In an email, Larry Schmidt, a Crawford commissioner who voted for the wind ban, said “very little dialogue took place between the anti-wind groups and the developers, making it difficult to have a conversation with a differing viewpoint.”
Schmidt said he supported the wind ban to give locals a vote on the project.
“I favored this option because the developer indicated that they would challenge our decision by ballot,” Schmidt said, adding that he “pondered and prayed over this a lot,” before making up his mind.
“I do feel we may be missing out on economic gains, however we are more densely populated and the voters have spoken and voted overwhelmingly against,” he said. “And we work for them.”
Selling communities on the merits
Tolbert, the vice president of strategy and partnerships at Advanced Energy United, the trade group, says renewable energy companies need to build a “bigger tent” to help sell communities on the merits of projects.
“We need to make this as an industry about workforce development, putting people to work, delivering money that can come into your community to help pay for schools, fire and EMS and for all the programs communities need,” he said.
Developers also want regulatory certainty, he said, calling for more states to follow Illinois’ lead in setting statewide standards for wind and solar siting, an end run around the type of local opposition that snarled projects even in deep blue states. It can be politically tough, however, to water down or strip away local land use control, as lawmakers in neighboring Indiana found out when similar legislation setting statewide standards for wind and solar siting failed in 2021. Voluntary standards passed last year. Zayas, with ACORE, pointed to New York, which created an Office of Renewable Energy Siting to consolidate environmental review and permitting of major facilities into a single process.
“The reality is oftentimes what happens is a developer gets into the process, invests hundreds of thousands or millions in the process and a county can at the last moment change the rules on them,” Tolbert said. “That’s a process that isn’t fair.”
However, developers can also do more to build trust in communities. Zartman said.

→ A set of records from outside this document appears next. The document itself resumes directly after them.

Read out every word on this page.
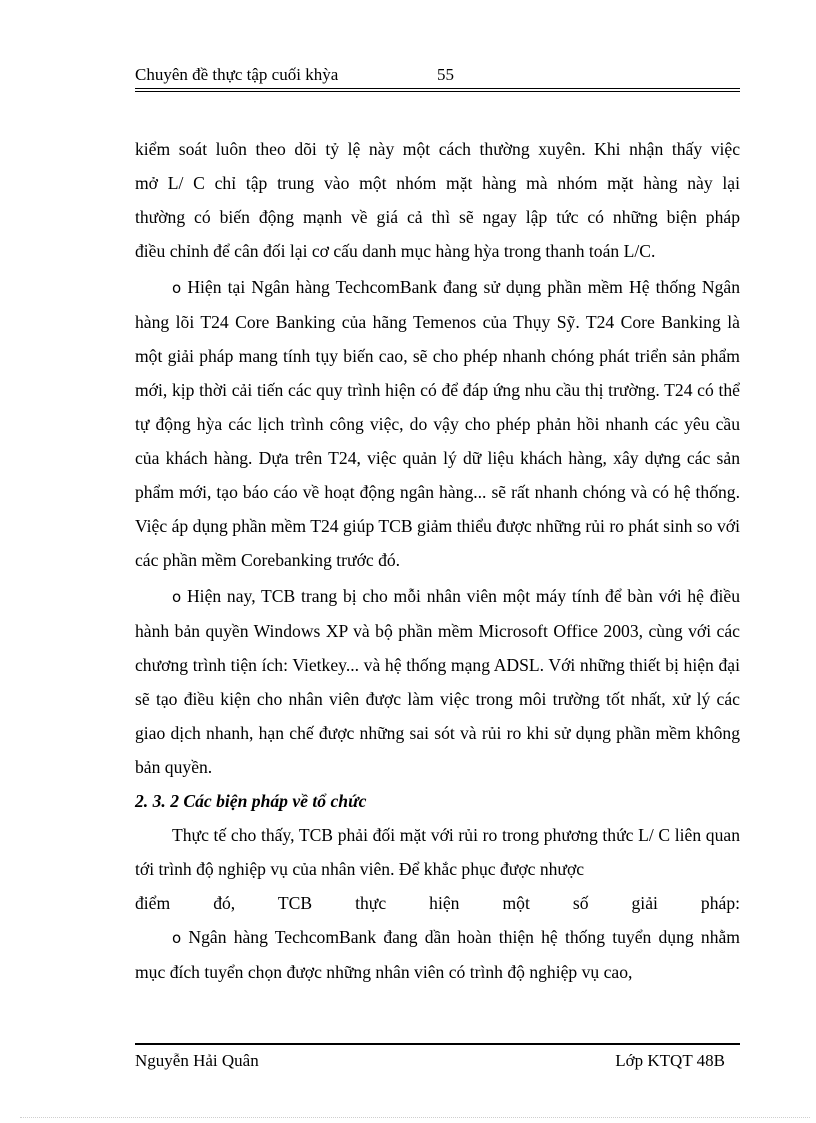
Chuyên đề thực tập cuối khỳa	55

kiểm soát luôn theo dõi tỷ lệ này một cách thường xuyên. Khi nhận thấy việc

mở L/ C chỉ tập trung vào một nhóm mặt hàng mà nhóm mặt hàng này lại

thường có biến động mạnh về giá cả thì sẽ ngay lập tức có những biện pháp

điều chỉnh để cân đối lại cơ cấu danh mục hàng hỳa trong thanh toán L/C.

o Hiện tại Ngân hàng TechcomBank đang sử dụng phần mềm Hệ thống Ngân hàng lõi T24 Core Banking của hãng Temenos của Thụy Sỹ. T24 Core Banking là một giải pháp mang tính tụy biến cao, sẽ cho phép nhanh chóng phát triển sản phẩm mới, kịp thời cải tiến các quy trình hiện có để đáp ứng nhu cầu thị trường. T24 có thể tự động hỳa các lịch trình công việc, do vậy cho phép phản hồi nhanh các yêu cầu của khách hàng. Dựa trên T24, việc quản lý dữ liệu khách hàng, xây dựng các sản phẩm mới, tạo báo cáo về hoạt động ngân hàng... sẽ rất nhanh chóng và có hệ thống. Việc áp dụng phần mềm T24 giúp TCB giảm thiểu được những rủi ro phát sinh so với các phần mềm Corebanking trước đó.

o Hiện nay, TCB trang bị cho mỗi nhân viên một máy tính để bàn với hệ điều hành bản quyền Windows XP và bộ phần mềm Microsoft Office 2003, cùng với các chương trình tiện ích: Vietkey... và hệ thống mạng ADSL. Với những thiết bị hiện đại sẽ tạo điều kiện cho nhân viên được làm việc trong môi trường tốt nhất, xử lý các giao dịch nhanh, hạn chế được những sai sót và rủi ro khi sử dụng phần mềm không bản quyền.

2. 3. 2 Các biện pháp về tổ chức

Thực tế cho thấy, TCB phải đối mặt với rủi ro trong phương thức L/ C liên quan tới trình độ nghiệp vụ của nhân viên. Để khắc phục được nhược

điểm đó, TCB thực hiện một số giải pháp:

o Ngân hàng TechcomBank đang dần hoàn thiện hệ thống tuyển dụng nhằm mục đích tuyển chọn được những nhân viên có trình độ nghiệp vụ cao,

Nguyễn Hải Quân	Lớp KTQT 48B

“They have a community in their target area for quite a while but then they start going out to try to get leases. They really don’t tell anyone openly that this is what they’re thinking until they’ve got quite a bit of the land leased,” he said. “By then they’ve invested oodles of money but they haven’t done anything to try to help public opinion.”
Both Sostakowski and Groth, the Ohio wind opponents, said a lack of advance notice from wind developers helped galvanize opposition.
“By the time the community feeling on this becomes apparent the leases are already signed,” Groth said.
Zartman said renewable companies need to sell communities on the benefits of projects “before you come in and try to steamroll your way” to approval.
“How do you get community support if that’s how you start?” he said. “I understand what they’re thinking but as a former public official it’s a lot easier for me to be on board with a project if I’m part of the original planning process.”